Missourians should be collectively embarrassed by the political trickery of the honorable Rep. Dick Gephardt of our fine state. The union-backed liberal darling of the far left extreme, Gephardt wants so much to be president that he will stoop to any imaginable and some unimaginable levels to advance his partisan agenda. He showed his true colors this week following a report on the Sept. 11 tragedies.
The White House confirmed this week that American intelligence had warned in August that a bin Laden attack on some American forces was a strong possibility. Gephardt used the news to call for Congressional hearings akin to the Watergate investigation to find out just what the administration knew and when they knew it.
But no sooner had Gephardt fired his leftist arrow than news surfaced on Friday that actually American intelligence had an even more specific warning two years earlier when you-know-who was President. That FBI warning came darned close to predicting the actual events that were to occur on Sept. 11, 2001. The silence from Gephardt on this latest revelation was deafening.

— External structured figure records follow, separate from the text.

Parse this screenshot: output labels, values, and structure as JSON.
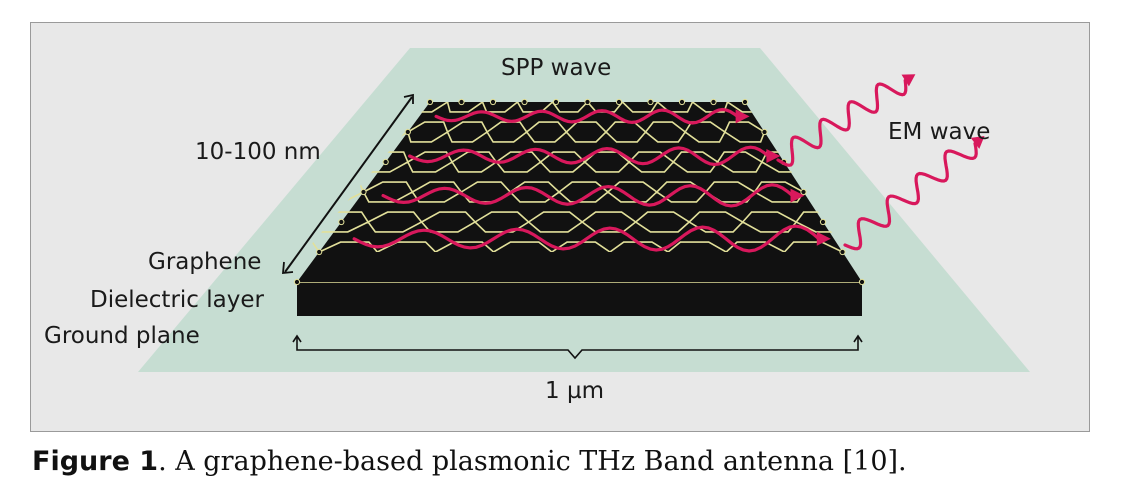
{
  "labels": {
    "spp_wave": "SPP wave",
    "em_wave": "EM wave",
    "thickness": "10-100 nm",
    "graphene": "Graphene",
    "dielectric": "Dielectric layer",
    "ground": "Ground plane",
    "width": "1 µm"
  },
  "caption": {
    "label": "Figure 1",
    "text": ". A graphene-based plasmonic THz Band antenna [10]."
  },
  "colors": {
    "panel_bg": "#e8e8e8",
    "glow": "#c6ddd2",
    "sheet": "#111111",
    "lattice": "#e2e09a",
    "wave": "#d8185c"
  }
}
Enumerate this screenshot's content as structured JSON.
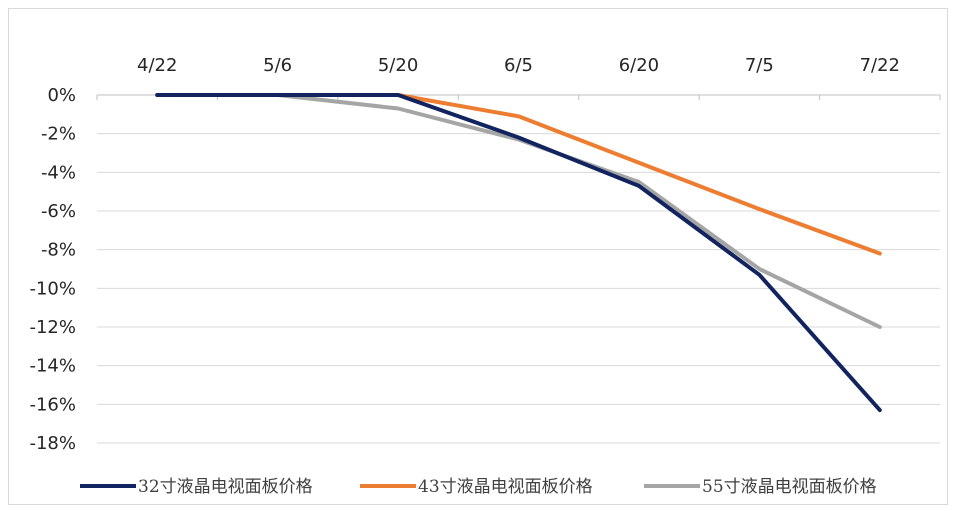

The national political scene is an ugly mess and I rarely address issues of this sort because I'm simply a spectator like everyone else. But Gephardt provided a textbook look into the partisan world of Washington - warts and all.
It was just a matter of time before someone in Washington would try to make political mileage out of this American tragedy. And with the mid-term elections just around the corner, Gephardt took the lead in the smear campaign. It's both amusing and sickening that he failed to comment on the follow-up report that indicates information was available on bin Laden long before President Bush took office.
If Dick Gephardt truly represents the views of a majority of Missourians, I'll eat my hat. He may represent his union-rich district and his east coast buddies but he doesn't speak for me. Perhaps not for you as well.
The honorable Mr. Gephardt owes an apology to the American public and to President Bush specifically. He took an isolated report and tried to turn it into political gain. And then when his indignation was publicized, he was not man enough to acknowledge that he spoke on poor and incomplete information. Typical Gephardt.